The widespread use of e-wallets by the migrant worker community is meant to bring benefits to both them, as well as their employers. It enables employers to use digital technologies for payroll management, reducing their dependence on cash handling, reducing costs and eliminating downtime as their employees no longer need to queue up on paydays.
The Instapay e-wallet also gives a largely underbanked segment of the society access to affordable financial products and services. The partnership with Mastercard gives Instapay’s customers access to the global network of merchants and ATMs, allowing easier access to financial services.
Ecosystm Principal Advisor, Dheeraj Chowdhry says, “Instapay’s foray into e-wallets furthers and supports the country’s objective of democratising banking and moving to a cashless economy. Collaboration with an international player like Mastercard helps a domestic Fintech to deliver a product that is country agnostic. The migrant worker can not only use the Instapay wallet within Malaysia but also in their home country.”
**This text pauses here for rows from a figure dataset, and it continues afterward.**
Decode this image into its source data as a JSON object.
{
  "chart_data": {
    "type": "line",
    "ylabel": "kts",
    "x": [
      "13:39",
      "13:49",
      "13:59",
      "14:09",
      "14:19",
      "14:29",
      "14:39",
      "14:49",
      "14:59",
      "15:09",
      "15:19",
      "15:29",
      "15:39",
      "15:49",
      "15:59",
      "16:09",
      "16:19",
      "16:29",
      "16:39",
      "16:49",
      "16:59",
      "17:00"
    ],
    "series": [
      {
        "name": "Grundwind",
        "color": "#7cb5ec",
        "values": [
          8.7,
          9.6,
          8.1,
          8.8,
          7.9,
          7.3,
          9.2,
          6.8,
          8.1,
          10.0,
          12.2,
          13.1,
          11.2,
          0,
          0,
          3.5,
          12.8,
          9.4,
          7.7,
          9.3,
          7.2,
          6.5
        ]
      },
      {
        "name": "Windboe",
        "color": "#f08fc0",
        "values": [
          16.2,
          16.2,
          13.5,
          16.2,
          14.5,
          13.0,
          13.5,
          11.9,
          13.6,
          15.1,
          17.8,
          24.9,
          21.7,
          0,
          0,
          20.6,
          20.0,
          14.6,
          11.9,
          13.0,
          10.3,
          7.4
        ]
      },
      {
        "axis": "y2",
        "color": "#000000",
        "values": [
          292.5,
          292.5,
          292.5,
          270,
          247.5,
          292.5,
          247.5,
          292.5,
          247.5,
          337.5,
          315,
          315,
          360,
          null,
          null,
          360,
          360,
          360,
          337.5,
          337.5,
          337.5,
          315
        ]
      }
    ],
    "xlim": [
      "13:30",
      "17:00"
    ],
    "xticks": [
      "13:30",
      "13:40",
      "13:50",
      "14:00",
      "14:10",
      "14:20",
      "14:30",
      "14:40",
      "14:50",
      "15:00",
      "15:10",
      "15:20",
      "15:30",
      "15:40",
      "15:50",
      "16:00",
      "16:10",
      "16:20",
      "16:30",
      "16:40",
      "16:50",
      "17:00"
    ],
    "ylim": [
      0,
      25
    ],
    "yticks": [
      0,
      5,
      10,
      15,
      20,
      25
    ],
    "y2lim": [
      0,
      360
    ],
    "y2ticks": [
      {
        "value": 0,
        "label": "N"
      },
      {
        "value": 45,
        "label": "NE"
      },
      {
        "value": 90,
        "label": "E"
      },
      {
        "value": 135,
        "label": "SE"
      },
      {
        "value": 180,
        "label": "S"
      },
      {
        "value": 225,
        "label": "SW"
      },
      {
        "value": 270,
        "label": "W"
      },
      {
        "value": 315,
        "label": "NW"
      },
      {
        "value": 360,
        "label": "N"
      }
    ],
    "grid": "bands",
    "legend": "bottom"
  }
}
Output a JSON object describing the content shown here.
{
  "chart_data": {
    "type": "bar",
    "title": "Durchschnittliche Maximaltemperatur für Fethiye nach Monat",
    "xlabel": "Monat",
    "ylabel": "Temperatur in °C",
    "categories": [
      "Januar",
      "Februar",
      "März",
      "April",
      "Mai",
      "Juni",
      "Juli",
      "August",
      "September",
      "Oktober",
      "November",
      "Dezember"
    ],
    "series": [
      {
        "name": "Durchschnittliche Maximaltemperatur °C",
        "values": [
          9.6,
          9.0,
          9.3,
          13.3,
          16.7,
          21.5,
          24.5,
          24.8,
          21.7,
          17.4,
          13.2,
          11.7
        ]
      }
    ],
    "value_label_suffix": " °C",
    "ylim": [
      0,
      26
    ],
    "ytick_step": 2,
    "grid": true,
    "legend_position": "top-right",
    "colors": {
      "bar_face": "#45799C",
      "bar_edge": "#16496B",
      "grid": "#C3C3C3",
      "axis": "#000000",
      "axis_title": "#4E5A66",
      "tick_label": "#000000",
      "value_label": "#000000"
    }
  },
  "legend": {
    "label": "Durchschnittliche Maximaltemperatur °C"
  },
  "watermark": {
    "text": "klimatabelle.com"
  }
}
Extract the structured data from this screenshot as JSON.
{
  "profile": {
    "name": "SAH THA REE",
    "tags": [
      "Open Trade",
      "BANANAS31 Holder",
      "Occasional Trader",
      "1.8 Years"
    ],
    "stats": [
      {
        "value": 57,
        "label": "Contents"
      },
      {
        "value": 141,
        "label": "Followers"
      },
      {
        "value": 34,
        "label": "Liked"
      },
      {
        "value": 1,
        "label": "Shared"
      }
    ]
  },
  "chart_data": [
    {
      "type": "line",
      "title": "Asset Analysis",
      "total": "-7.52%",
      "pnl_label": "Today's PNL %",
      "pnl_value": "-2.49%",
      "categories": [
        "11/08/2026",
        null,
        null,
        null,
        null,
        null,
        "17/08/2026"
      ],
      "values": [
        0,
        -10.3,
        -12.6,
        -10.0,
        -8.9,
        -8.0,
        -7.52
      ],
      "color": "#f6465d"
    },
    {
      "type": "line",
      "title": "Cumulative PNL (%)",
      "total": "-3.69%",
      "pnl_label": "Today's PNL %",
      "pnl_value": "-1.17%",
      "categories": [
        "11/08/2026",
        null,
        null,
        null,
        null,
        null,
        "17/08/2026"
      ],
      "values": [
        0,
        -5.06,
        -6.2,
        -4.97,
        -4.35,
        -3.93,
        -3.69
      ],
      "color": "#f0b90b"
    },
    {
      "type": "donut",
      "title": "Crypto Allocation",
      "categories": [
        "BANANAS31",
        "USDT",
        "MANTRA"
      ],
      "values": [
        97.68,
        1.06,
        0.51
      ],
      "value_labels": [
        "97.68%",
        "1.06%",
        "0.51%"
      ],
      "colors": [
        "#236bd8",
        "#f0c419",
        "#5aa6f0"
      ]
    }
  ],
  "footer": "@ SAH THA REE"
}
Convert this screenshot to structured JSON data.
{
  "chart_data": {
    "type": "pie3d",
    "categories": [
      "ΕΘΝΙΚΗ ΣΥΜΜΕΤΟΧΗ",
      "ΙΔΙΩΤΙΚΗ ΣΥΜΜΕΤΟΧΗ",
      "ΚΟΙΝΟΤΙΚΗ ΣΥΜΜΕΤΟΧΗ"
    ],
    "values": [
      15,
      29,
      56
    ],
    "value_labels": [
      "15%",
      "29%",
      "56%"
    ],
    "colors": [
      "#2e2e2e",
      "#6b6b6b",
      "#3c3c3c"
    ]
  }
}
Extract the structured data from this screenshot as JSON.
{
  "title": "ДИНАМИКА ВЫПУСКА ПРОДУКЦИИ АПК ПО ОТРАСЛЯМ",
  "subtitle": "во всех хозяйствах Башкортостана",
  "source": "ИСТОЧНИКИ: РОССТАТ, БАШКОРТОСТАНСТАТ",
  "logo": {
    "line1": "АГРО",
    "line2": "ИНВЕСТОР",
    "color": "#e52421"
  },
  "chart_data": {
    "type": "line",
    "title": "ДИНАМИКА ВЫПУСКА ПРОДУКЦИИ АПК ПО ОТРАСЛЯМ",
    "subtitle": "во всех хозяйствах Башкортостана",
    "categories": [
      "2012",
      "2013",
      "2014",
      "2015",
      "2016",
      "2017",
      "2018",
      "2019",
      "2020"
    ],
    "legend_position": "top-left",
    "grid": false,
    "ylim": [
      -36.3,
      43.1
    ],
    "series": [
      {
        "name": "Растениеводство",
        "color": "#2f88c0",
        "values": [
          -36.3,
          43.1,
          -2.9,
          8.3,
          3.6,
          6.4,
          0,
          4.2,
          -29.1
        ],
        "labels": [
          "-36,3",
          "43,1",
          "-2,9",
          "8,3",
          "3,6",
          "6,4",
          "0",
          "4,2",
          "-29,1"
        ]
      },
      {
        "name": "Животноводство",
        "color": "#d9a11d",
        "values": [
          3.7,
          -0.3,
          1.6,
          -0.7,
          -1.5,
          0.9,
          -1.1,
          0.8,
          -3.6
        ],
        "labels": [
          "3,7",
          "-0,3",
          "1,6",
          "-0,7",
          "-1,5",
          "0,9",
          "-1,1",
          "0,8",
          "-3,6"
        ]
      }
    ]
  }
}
Malaysia’s Focus on Fintech
The Malaysia Government aims to create a cashless society, lower transaction costs and provide access to the underserved customers. There are two kinds of financial inclusion – for the lower income group as well as for the small and medium enterprises (SMEs) – and Malaysia is committed to both. Digital payments and e-wallets aimed at the lower income group receives an estimated 36% of Fintech funding. The stumbling block is that about a third of the country’s population does not have smartphones, so funds transfer using mobile phone messages is still relevant in the country. Development of the SME sector and eCommerce are twin focus areas for the Digital Economy vision. This provides a ready market for digital payments. Also, while the SME community will still have access to traditional funding, there is expected to be a greater push towards crowdfunding and peer-to-peer financing. It is expected that the share of Fintech funding for alternative funding will grow beyond the estimated 6% that it receives now.
According to a Mastercard Impact Study 2020, Malaysia has the highest e-wallet usage in Southeast Asia. As the country moves towards creating a cashless society, the Government is hoping e-wallet adoption increases. Several initiatives and schemes have been rolled out to promote e-wallets adoption. Last month, Malaysia announced the intention to spend an estimated USD 176 million in 2020 to encourage e-wallet adoption. Earlier this year, the Government announced the e-Tunai Rakyat program to boost the adoption of e-wallets, supported by Grab, Boost and Touch ‘n Go. Chowdhry says, “Instapay e-wallet is yet another manifestation of the amplified focus on e-wallets in Malaysia. BNM has set aside an estimated USD 108 million and has introduced a scheme to give USD $7.25 in credit for every adoption of any of the top 3 e-wallets. This scheme has accelerated e-wallets in the country that has set an adoption target of 15 million i.e. half of its population.”
“This push is backed by a structured approach of increasing the number of small merchants accepting card payments. With BNM’s focus, there are as many as half a million POS terminals out there for both credit cards and QR codes.”
“Malaysia’s regulators have to be applauded for having a well-coordinated, holistic and converging strategy on creating a cashless economy. The issuance, acceptance and regulatory policies have been completely synergised to deliver.”